Cesare Borgia was born the illegitimate son of Pope Alexander VI and his most famous mistress, Vannozza Catanei in either 1475 or 1476. His father, at that time Cardinal Rodrigo Borgia, had three earlier children by other mistresses. Although Cesare was born in Italy and spent most of his life there, his family and cultural background was actually Spanish. Cesare's father was the first Pope who publicly recognized his children from out of wedlock.

Portrait of the father of Cesare, Pope Alexander VI
Pope Alexander VI

Youth and Education

As the second son, Cesare was educated for a career in the church and was recognized as being exceptionally brilliant in his studies. He ultimately would become a Cardinal in the Church and became one of his father's most trusted advisers. However Cesare wasn't all that interested in a life devoted to the church. He was highly ambitious, ruthless, manipulative, and cunning, but also charming and charismatic. For many years he was rumored to have murdered his brother out of jealousy for the titles and honor his father had given him. Cesare became the first person in history to give up his position as Cardinal, in order to pursue his ambition of uniting the Papal States and becoming King.

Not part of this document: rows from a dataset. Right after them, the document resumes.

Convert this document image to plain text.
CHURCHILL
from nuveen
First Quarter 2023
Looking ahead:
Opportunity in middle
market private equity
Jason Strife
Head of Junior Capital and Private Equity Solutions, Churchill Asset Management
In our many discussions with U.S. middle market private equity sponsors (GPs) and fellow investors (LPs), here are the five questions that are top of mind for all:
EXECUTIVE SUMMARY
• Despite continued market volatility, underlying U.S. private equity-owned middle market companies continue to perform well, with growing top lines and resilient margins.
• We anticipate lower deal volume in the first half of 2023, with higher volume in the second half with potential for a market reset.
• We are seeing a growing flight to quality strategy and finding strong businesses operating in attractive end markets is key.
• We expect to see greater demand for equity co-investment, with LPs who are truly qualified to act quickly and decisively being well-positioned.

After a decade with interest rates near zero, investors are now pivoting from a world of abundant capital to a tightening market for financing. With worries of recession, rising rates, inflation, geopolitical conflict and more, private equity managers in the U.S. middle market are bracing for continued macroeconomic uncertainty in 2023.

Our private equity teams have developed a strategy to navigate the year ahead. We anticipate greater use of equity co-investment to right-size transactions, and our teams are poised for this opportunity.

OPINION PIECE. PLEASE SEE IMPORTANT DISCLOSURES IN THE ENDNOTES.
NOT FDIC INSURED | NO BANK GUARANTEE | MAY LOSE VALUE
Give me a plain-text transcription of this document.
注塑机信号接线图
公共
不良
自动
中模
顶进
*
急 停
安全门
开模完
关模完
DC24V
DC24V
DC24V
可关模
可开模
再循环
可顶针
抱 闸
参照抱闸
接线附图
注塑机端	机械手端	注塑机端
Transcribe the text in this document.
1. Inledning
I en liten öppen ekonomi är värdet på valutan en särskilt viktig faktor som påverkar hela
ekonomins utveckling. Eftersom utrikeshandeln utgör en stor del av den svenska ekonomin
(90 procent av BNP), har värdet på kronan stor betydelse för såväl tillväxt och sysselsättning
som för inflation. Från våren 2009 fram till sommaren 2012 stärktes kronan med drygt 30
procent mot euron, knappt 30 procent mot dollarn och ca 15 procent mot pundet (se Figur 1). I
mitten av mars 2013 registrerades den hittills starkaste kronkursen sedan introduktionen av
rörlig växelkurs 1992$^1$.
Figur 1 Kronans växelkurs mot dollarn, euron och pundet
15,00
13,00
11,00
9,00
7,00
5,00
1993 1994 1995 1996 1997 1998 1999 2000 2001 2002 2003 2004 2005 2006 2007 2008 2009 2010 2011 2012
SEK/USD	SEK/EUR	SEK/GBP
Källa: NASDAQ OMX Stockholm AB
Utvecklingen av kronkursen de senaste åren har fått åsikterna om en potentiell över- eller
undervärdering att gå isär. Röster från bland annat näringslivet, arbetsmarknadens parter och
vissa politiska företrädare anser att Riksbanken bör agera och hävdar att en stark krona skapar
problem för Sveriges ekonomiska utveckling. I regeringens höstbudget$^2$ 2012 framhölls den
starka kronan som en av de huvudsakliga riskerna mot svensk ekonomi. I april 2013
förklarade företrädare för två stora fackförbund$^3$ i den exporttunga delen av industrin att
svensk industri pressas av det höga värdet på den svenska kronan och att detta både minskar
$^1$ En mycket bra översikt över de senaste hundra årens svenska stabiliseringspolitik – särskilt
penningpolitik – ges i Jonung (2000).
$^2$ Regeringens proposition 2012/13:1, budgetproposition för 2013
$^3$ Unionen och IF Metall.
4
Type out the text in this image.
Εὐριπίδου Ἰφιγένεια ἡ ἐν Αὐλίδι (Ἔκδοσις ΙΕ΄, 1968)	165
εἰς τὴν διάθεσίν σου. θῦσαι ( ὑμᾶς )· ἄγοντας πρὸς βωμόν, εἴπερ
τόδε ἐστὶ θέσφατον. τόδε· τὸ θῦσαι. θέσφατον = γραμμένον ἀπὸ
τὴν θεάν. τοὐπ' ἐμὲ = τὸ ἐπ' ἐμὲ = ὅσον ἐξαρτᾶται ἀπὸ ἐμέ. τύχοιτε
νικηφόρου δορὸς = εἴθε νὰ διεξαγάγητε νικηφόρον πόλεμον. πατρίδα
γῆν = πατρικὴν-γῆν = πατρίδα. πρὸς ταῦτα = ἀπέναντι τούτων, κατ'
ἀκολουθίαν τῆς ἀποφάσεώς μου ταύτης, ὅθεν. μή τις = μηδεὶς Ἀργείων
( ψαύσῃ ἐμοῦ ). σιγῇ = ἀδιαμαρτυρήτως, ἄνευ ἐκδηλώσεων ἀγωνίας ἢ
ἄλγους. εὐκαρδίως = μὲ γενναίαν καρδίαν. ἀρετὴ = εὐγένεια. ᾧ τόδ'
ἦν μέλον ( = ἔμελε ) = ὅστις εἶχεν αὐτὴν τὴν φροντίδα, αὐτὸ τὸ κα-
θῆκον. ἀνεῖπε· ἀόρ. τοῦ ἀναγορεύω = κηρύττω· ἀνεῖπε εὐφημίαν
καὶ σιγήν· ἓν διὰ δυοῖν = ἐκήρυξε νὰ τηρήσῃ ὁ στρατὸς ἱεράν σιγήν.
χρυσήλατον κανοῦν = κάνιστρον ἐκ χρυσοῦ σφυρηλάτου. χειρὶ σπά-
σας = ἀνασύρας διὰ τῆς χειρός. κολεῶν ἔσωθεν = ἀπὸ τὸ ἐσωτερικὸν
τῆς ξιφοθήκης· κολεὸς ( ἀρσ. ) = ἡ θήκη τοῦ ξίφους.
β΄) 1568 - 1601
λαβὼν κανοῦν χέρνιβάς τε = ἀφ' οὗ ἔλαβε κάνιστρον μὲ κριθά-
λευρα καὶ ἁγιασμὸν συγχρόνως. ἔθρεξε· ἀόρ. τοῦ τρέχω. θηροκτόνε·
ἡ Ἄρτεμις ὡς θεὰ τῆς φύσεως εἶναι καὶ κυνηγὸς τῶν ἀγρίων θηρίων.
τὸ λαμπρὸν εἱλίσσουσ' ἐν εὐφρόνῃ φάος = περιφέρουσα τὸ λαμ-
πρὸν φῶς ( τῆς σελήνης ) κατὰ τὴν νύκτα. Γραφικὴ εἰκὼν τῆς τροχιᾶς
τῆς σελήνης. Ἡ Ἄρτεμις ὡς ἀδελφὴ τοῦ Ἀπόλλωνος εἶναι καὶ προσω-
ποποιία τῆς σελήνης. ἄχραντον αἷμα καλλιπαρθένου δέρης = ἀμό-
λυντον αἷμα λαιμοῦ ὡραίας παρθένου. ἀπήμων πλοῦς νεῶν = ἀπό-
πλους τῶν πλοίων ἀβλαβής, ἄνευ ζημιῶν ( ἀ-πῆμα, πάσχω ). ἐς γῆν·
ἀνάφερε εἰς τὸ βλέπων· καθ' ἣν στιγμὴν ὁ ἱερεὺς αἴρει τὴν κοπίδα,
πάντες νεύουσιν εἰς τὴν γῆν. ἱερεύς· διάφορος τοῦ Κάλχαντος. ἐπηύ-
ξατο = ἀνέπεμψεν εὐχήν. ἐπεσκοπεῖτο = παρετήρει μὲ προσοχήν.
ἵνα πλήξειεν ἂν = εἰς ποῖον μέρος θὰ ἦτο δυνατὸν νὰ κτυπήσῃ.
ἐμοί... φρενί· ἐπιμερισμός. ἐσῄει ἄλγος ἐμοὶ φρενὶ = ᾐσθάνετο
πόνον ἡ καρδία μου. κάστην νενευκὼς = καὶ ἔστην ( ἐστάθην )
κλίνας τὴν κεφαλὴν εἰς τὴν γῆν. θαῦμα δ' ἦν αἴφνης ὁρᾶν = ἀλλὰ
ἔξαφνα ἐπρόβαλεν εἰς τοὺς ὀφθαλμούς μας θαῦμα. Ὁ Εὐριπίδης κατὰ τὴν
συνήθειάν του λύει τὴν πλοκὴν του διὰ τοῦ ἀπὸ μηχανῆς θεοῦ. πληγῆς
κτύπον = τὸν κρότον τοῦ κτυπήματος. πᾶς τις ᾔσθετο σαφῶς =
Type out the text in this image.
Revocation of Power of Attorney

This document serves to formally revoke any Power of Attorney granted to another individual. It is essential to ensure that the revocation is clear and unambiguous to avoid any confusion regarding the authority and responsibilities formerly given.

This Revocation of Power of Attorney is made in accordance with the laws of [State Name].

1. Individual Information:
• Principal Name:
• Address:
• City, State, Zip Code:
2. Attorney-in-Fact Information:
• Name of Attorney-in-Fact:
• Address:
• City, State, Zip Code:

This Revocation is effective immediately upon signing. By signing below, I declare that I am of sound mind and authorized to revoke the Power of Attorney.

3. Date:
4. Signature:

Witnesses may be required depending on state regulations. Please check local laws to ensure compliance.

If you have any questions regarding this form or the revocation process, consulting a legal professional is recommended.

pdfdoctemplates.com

Even though his father was Pope, Cesare knew his recent advancements and privileges would all go away when his father died. Therefore in order to further his grand ambitions, he needed to marry well. He tried to win the hand of Carlotta, daughter of the King of Naples but was unsuccessful. Not to be deterred, he traveled to France and married Charlotte d'Albret, sister of the King of Navarre. The French marriage gave Cesare and his father a powerful ally in their plans to reestablish control of the Papal States.

Cesare became general of France's armies as well as leading commander of the Papal Army. Together Cesare and Louis XII invaded Italy and began a successful campaign winning important victories in Romagna and other Papal cities. In 1500, Cesare marched into Rome in triumph, becoming hero of the common people. By all accounts Cesare was a natural-born leader, daring fighter, and brilliant strategist. However his arrogance and ruthlessness made him many enemies. His quest for power (with his father's support) aroused intense opposition within the Papal States and the other Italian states.

Cesare and his father were victims of propaganda in which Cesare was portrayed as a monster of lust and cruelty. Even though many facts about him were hugely exaggerated during and after his life, there can be no doubt Cesare was highly ambitious and would stop at nothing to accomplish his goals. Aut Caesar, aut nihil ('Either Caesar or Nothing') was the motto he adopted to indicate the single-mindedness of his purpose.